Decommissioning of High Value Products

The value of many high integrity products lies in the use of the component with little thought to how the materials used for it can be harvested or recycled. Some industries do this very well, for example the introduction of legislation in the automotive sector has greatly reduced the number of materials used and recovery/recycling has gained a place on the list of considerations when selecting a material. This task is to develop an understanding of the decommissioning process and the feedback it has on future design choices, this in turn will act as an input to activities on responsible innovation.


Product Failure – What Happens When Assurance Fails?

No system is perfect and failures of products do happen. Previously failures were dealt with by companies in a responsive and measured way, meeting legislative requirements and altering designs as appropriate; however, the rise of social media means that the world may know about the failure before the manufacturer is even aware of the issues. In order to keep ahead of issues and prevent visible failures of products, the quality of the products must be even higher than that required to meet minimum requirements. The public nature of addressing issues, if not handled correctly, can damage the position as technical authority of owner/operator/manufacturer.


Cost of Assurance

The costs of providing assurance need to be considered in the product life cycle. These costs are not only financial but relate to:

The effort placed in providing this assurance, is it better placed elsewhere such as new product development rather than further demonstration of existing products or materials?

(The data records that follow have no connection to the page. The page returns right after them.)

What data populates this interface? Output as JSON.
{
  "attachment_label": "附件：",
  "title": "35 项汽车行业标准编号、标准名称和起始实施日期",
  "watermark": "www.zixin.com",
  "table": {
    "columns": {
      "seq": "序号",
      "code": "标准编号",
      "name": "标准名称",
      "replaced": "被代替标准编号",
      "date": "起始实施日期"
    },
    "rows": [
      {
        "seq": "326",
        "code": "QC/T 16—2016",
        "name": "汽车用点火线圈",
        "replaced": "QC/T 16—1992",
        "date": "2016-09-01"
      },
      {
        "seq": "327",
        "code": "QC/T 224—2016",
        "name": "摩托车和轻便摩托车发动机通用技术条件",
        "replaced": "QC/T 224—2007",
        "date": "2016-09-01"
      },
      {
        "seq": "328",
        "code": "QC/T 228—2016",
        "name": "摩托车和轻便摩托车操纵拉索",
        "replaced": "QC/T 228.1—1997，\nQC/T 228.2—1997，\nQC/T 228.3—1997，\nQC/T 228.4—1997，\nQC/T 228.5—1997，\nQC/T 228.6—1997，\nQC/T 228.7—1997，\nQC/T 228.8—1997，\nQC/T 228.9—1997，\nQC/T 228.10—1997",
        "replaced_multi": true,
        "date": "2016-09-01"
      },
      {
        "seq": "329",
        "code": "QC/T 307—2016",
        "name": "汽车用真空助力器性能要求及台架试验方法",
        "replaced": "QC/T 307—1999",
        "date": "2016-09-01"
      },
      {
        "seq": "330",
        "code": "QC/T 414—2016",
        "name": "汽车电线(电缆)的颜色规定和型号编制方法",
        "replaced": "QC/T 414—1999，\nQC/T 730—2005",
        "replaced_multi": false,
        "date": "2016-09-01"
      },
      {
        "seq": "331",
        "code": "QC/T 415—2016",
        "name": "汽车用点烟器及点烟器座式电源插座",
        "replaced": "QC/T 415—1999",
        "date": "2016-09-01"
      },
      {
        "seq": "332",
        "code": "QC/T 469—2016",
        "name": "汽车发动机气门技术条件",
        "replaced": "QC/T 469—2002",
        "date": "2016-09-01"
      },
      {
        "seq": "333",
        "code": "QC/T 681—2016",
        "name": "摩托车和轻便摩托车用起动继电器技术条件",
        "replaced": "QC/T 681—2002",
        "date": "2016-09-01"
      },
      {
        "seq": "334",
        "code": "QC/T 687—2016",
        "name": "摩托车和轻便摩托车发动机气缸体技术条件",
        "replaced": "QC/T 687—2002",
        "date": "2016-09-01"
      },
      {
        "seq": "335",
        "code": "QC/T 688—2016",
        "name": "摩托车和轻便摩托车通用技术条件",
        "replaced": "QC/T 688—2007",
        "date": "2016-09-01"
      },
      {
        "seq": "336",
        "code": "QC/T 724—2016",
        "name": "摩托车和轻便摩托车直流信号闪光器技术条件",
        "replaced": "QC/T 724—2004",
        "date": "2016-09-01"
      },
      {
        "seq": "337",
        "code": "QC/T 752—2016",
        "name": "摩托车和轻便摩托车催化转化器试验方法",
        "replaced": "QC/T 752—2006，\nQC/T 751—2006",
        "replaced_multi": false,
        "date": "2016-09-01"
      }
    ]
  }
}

The energy used in manufacture, and the type of energy that is being used. This is also a key factor in responsible innovation.

The environmental impact of the product throughout the life cycle and what costs does this incur.

How sustainable is the product and is the material it is made from truly sustainable/recyclable?

Is the knowledge sustainable to produce the product; what are the costs associated in re-learning how to manufacture a product with a very long-life cycle? Should planned obsolescence be considered in high integrity products to force future development.